Verehrter Leser männlicher wie weiblicher Bauart, es ist eine große Schande! Früher war es noch so einfach. Da setzte man sich irgendwo hin; auf einen Stein oder unter einen Baum oder in eine Tonne. Dort blieb man sitzen, bei Wind und Wetter, Stunden, Tage; der Kopf wurde auf den Arm gestützt, die Welt drehte sich ohne einen weiter, hielt aber genau in diesem Moment inne, als der Kopf wieder erhoben wurde, man tief Luft holte und das Universum mit solch Weisheiten wie „Gefahrlos lässt sich Gefahr niemals überwinden…“* beglückte. Ja, früher war das leicht.

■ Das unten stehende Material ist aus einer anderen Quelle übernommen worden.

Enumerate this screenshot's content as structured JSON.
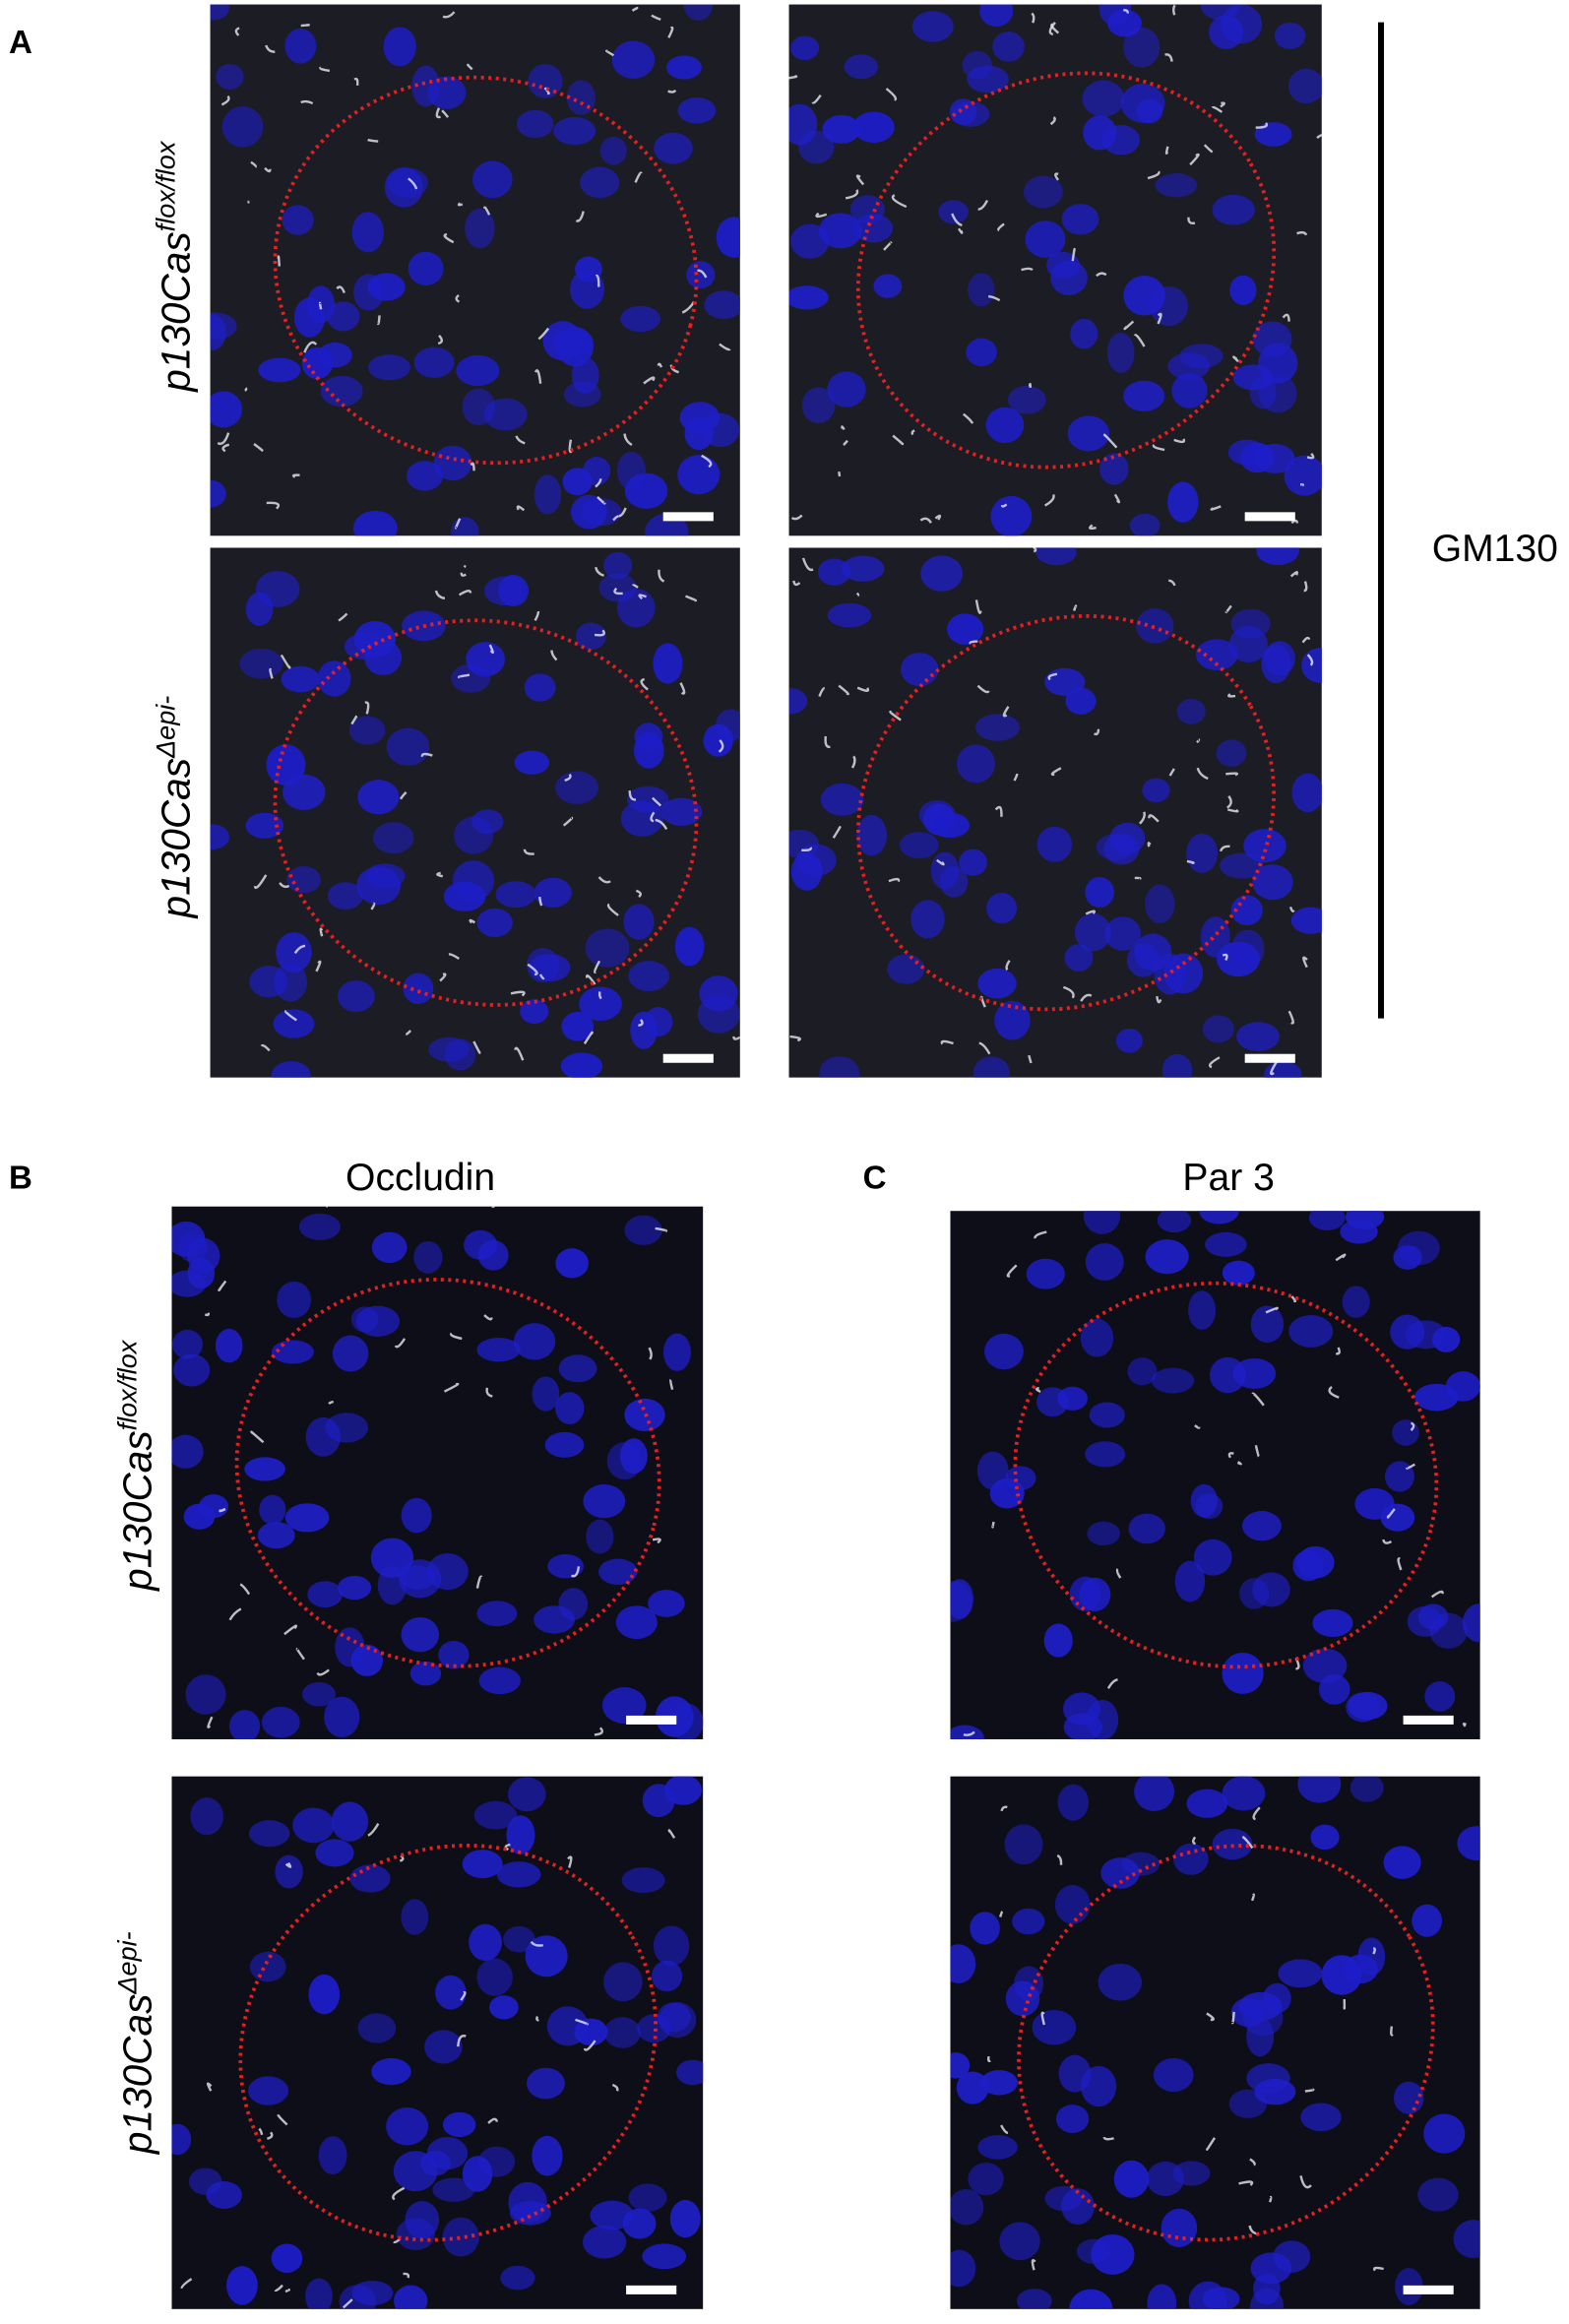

Kein Wunder, dass es heute nur mehr wenige Universalgelehrte gibt! Der Grund dafür ist nicht unser diabolisches Wirtschaftssystem, das jeden Tag eintausend Facharbeiterseelen verschlingen muss, um reibungslos funktionieren zu können. Nein! Der Grund ist die vermehrte Abwesenheit von Tonnen (alle voll mit Müll), Bäumen (überall nur mehr Parkplätze) und Steinen (Exekutivorgane vertreiben alle Herumlungerer) in der näheren Lebensumgebung der Menschen.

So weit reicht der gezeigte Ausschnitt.